Elend an der Heimatfront

Wer in den letzten Monaten an einem x-beliebigen Bahnhof einer größeren deutschen Stadt die Augen vor dem sozialen Elend nicht verschlossen hat, weiß von dem Problem. Die Bundesarbeitsgemeinschaft Wohnungslosenhilfe (BAG W) hat diese Beobachtungen jetzt mit Zahlen unterlegt: Etwa 50.000 Menschen leben in Deutschland auf der Straße. Das entspricht der Einwohnerzahl Heidenheims in Baden-Württemberg. Eine ganze Stadt schläft unter Brücken, in Hauseingängen oder Zelten.

Aber nur ungefähr jeder zehnte Mensch ohne feste Wohnung lebt auf der Straße. Viele von ihnen sind in Unterkünften untergebracht oder schlafen bei Freunden und Bekannten. Laut BAG W waren 2022 über 600.000 Menschen obdachlos, fast die Einwohnerzahl Leipzigs. Ein Viertel davon waren Kinder. Der Großteil obdachloser Familien wohnt in Notunterkünften. Notunterkunft heißt: leben auf wenigen Quadratmetern, mit Gemeinschaftsküche und gemeinsam zu nutzenden sanitären Anlagen. Schon vor Jahren erklärte mir der Leiter des Jugendamts in Stuttgart-Zuffenhausen, einem Stadtteil mit vielen Notunterkünften, dass das Jugendamt dort die Augen zudrücke. Dieses Wohnumfeld erfülle viele Kriterien einer Kindeswohlgefährdung, aber wo sollen die Menschen denn hin?

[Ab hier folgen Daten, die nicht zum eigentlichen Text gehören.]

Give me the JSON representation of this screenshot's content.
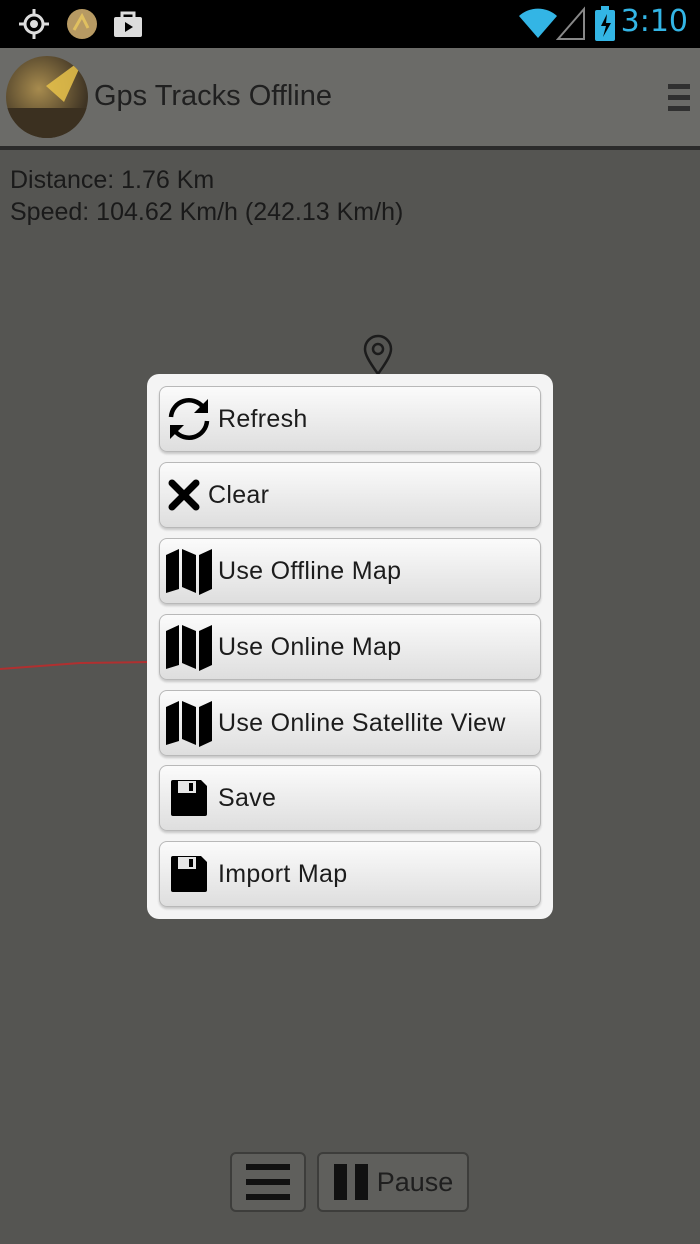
{
  "status_bar": {
    "time": "3:10",
    "icons": [
      "gps-icon",
      "notification-photo-icon",
      "play-store-icon",
      "wifi-icon",
      "signal-icon",
      "battery-charging-icon"
    ]
  },
  "action_bar": {
    "title": "Gps Tracks Offline",
    "logo": "app-logo"
  },
  "stats": {
    "distance": "Distance: 1.76 Km",
    "speed": "Speed: 104.62 Km/h (242.13 Km/h)"
  },
  "menu": {
    "items": [
      {
        "label": "Refresh",
        "icon": "refresh-icon"
      },
      {
        "label": "Clear",
        "icon": "close-x-icon"
      },
      {
        "label": "Use Offline Map",
        "icon": "map-icon"
      },
      {
        "label": "Use Online Map",
        "icon": "map-icon"
      },
      {
        "label": "Use Online Satellite View",
        "icon": "map-icon"
      },
      {
        "label": "Save",
        "icon": "floppy-disk-icon"
      },
      {
        "label": "Import Map",
        "icon": "floppy-disk-icon"
      }
    ]
  },
  "bottom": {
    "menu_icon": "hamburger-icon",
    "pause_label": "Pause"
  },
  "colors": {
    "clock": "#33b5e5",
    "track": "#b03030",
    "map_bg": "#555552"
  }
}
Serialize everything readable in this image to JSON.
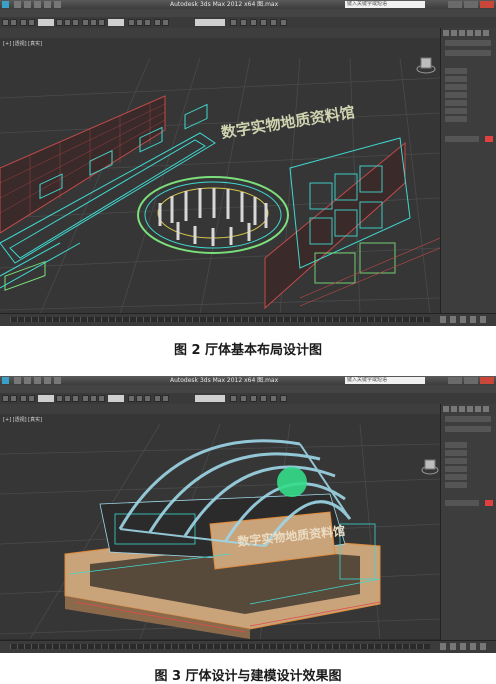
{
  "screenshot1": {
    "window_title": "Autodesk 3ds Max 2012 x64    图.max",
    "search_placeholder": "键入关键字或短语",
    "viewport_label": "[+] [透视] [真实]",
    "sign_text": "数字实物地质资料馆",
    "caption": "图 2  厅体基本布局设计图"
  },
  "screenshot2": {
    "window_title": "Autodesk 3ds Max 2012 x64    图.max",
    "search_placeholder": "键入关键字或短语",
    "viewport_label": "[+] [透视] [真实]",
    "sign_text": "数字实物地质资料馆",
    "caption": "图 3  厅体设计与建模设计效果图"
  },
  "colors": {
    "viewport_bg": "#363636",
    "grid": "#4a4a4a",
    "wire_cyan": "#3fd9d0",
    "wire_red": "#c24a4a",
    "wire_green": "#7be07b",
    "wood": "#c9a37a",
    "dome_green": "#33dd88"
  }
}
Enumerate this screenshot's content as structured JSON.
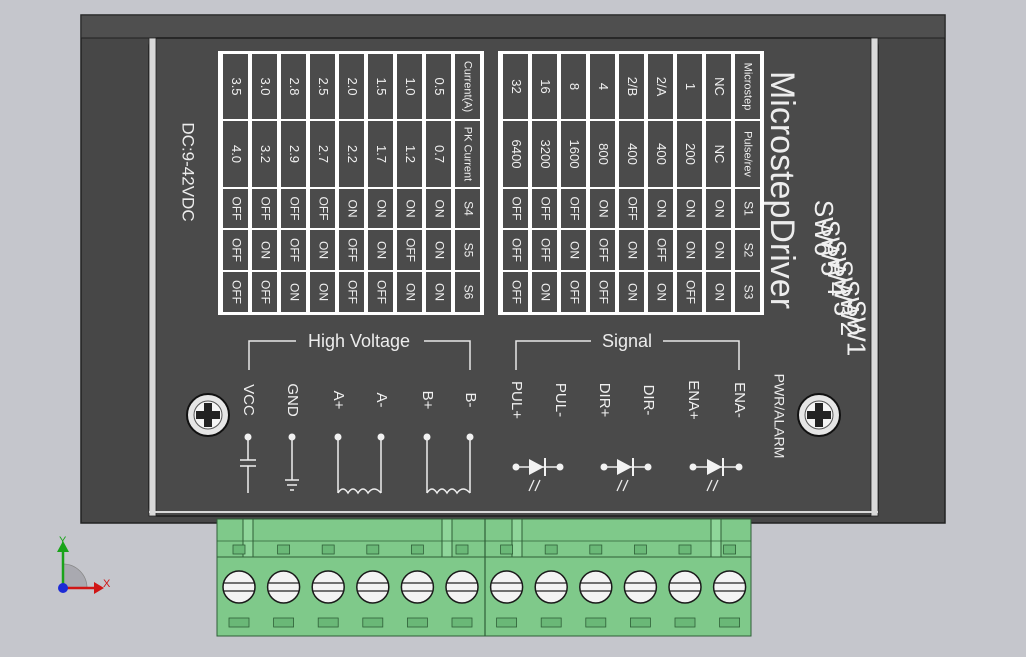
{
  "background_color": "#c5c6cc",
  "device": {
    "title": "MicrostepDriver",
    "supply_label": "DC:9-42VDC",
    "pwr_alarm_label": "PWR/ALARM",
    "switch_labels": [
      "SW6",
      "SW5",
      "SW4",
      "SW3",
      "SW2",
      "SW1"
    ],
    "body_color": "#4a4a4a",
    "terminal_color": "#7fc98a"
  },
  "current_table": {
    "header_current": "Current(A)",
    "header_pk_current": "PK Current",
    "header_switches": [
      "S4",
      "S5",
      "S6"
    ],
    "rows": [
      {
        "current": "0.5",
        "pk": "0.7",
        "s4": "ON",
        "s5": "ON",
        "s6": "ON"
      },
      {
        "current": "1.0",
        "pk": "1.2",
        "s4": "ON",
        "s5": "OFF",
        "s6": "ON"
      },
      {
        "current": "1.5",
        "pk": "1.7",
        "s4": "ON",
        "s5": "ON",
        "s6": "OFF"
      },
      {
        "current": "2.0",
        "pk": "2.2",
        "s4": "ON",
        "s5": "OFF",
        "s6": "OFF"
      },
      {
        "current": "2.5",
        "pk": "2.7",
        "s4": "OFF",
        "s5": "ON",
        "s6": "ON"
      },
      {
        "current": "2.8",
        "pk": "2.9",
        "s4": "OFF",
        "s5": "OFF",
        "s6": "ON"
      },
      {
        "current": "3.0",
        "pk": "3.2",
        "s4": "OFF",
        "s5": "ON",
        "s6": "OFF"
      },
      {
        "current": "3.5",
        "pk": "4.0",
        "s4": "OFF",
        "s5": "OFF",
        "s6": "OFF"
      }
    ]
  },
  "microstep_table": {
    "header_microstep": "Microstep",
    "header_pulse_rev": "Pulse/rev",
    "header_switches": [
      "S1",
      "S2",
      "S3"
    ],
    "rows": [
      {
        "microstep": "NC",
        "pulse": "NC",
        "s1": "ON",
        "s2": "ON",
        "s3": "ON"
      },
      {
        "microstep": "1",
        "pulse": "200",
        "s1": "ON",
        "s2": "ON",
        "s3": "OFF"
      },
      {
        "microstep": "2/A",
        "pulse": "400",
        "s1": "ON",
        "s2": "OFF",
        "s3": "ON"
      },
      {
        "microstep": "2/B",
        "pulse": "400",
        "s1": "OFF",
        "s2": "ON",
        "s3": "ON"
      },
      {
        "microstep": "4",
        "pulse": "800",
        "s1": "ON",
        "s2": "OFF",
        "s3": "OFF"
      },
      {
        "microstep": "8",
        "pulse": "1600",
        "s1": "OFF",
        "s2": "ON",
        "s3": "OFF"
      },
      {
        "microstep": "16",
        "pulse": "3200",
        "s1": "OFF",
        "s2": "OFF",
        "s3": "ON"
      },
      {
        "microstep": "32",
        "pulse": "6400",
        "s1": "OFF",
        "s2": "OFF",
        "s3": "OFF"
      }
    ]
  },
  "groups": {
    "high_voltage": "High Voltage",
    "signal": "Signal"
  },
  "terminals": [
    "VCC",
    "GND",
    "A+",
    "A-",
    "B+",
    "B-",
    "PUL+",
    "PUL-",
    "DIR+",
    "DIR-",
    "ENA+",
    "ENA-"
  ],
  "axes": {
    "x": "X",
    "y": "Y"
  }
}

Skandalöse Zustände, die schon damals niemand auf die Titelseiten schrieb. Werena Rosenke, Geschäftsführerin der BAG W, stellt fest, „Inflation, gestiegene Kosten und steigende Mieten belasten einkommensschwache Haushalte in Deutschland. Dies führt zu (Energie-)Armut, Mietschulden und Wohnungsverlust. Besonders gefährdete Gruppen sind einkommensarme Ein-Personen-Haushalte, Alleinerziehende und kinderreiche Paare.“ Im Vergleich zu 2021 hat sich die Obdachlosigkeit in Deutschland mehr als verdoppelt. Markus Seidel, Gründer der Stiftung „Off Road Kids“, kümmert sich um Kinder und Jugendliche auf der Straße. Er geht von 38.000 Kindern und Jugendlichen in verdeckter oder offener Obdachlosigkeit aus – Vergleichbar mit der Einwohnerzahl des niedersächsischen Papenburg. Seidel schlug schon im September Alarm: „Es muss jetzt etwas geschehen, sonst gibt es Aufruhr auf der Straße.“

Von Ampel-Regierung oder Opposition war zu diesem Thema nichts zu hören. Wer damit beschäftigt ist, Deutschland „kriegstüchtig“ zu machen und dafür zu sorgen, dass der Völkermord Israels in Gaza schöngeredet wird, hat für solche Kleinigkeiten keine Zeit. Geld für Soziales war sowieso immer nur in homöopathischen Dosen und nach langen Kämpfen zu bekommen. Das Geld für die Kosmetik zur Verdeckung des sozialen Elends fließt inzwischen direkt in die Aufrüstung. Laut „Spiegel Online“ vom Dienstag macht das Finanzministerium zusätzliche sechs Milliarden Euro für die weitere Bewaffnung der Ukraine locker – am gesamten Haushalt vorbei, in einem Sondertopf, der keinem Ressort zugeordnet wird. Laut „Spiegel Online“ „könnte die Summe aus der nicht ausgeschöpften sogenannten Flüchtlingsrücklage und dem konjunkturbedingt größeren Spielraum für Neuverschuldung abgezwackt werden“.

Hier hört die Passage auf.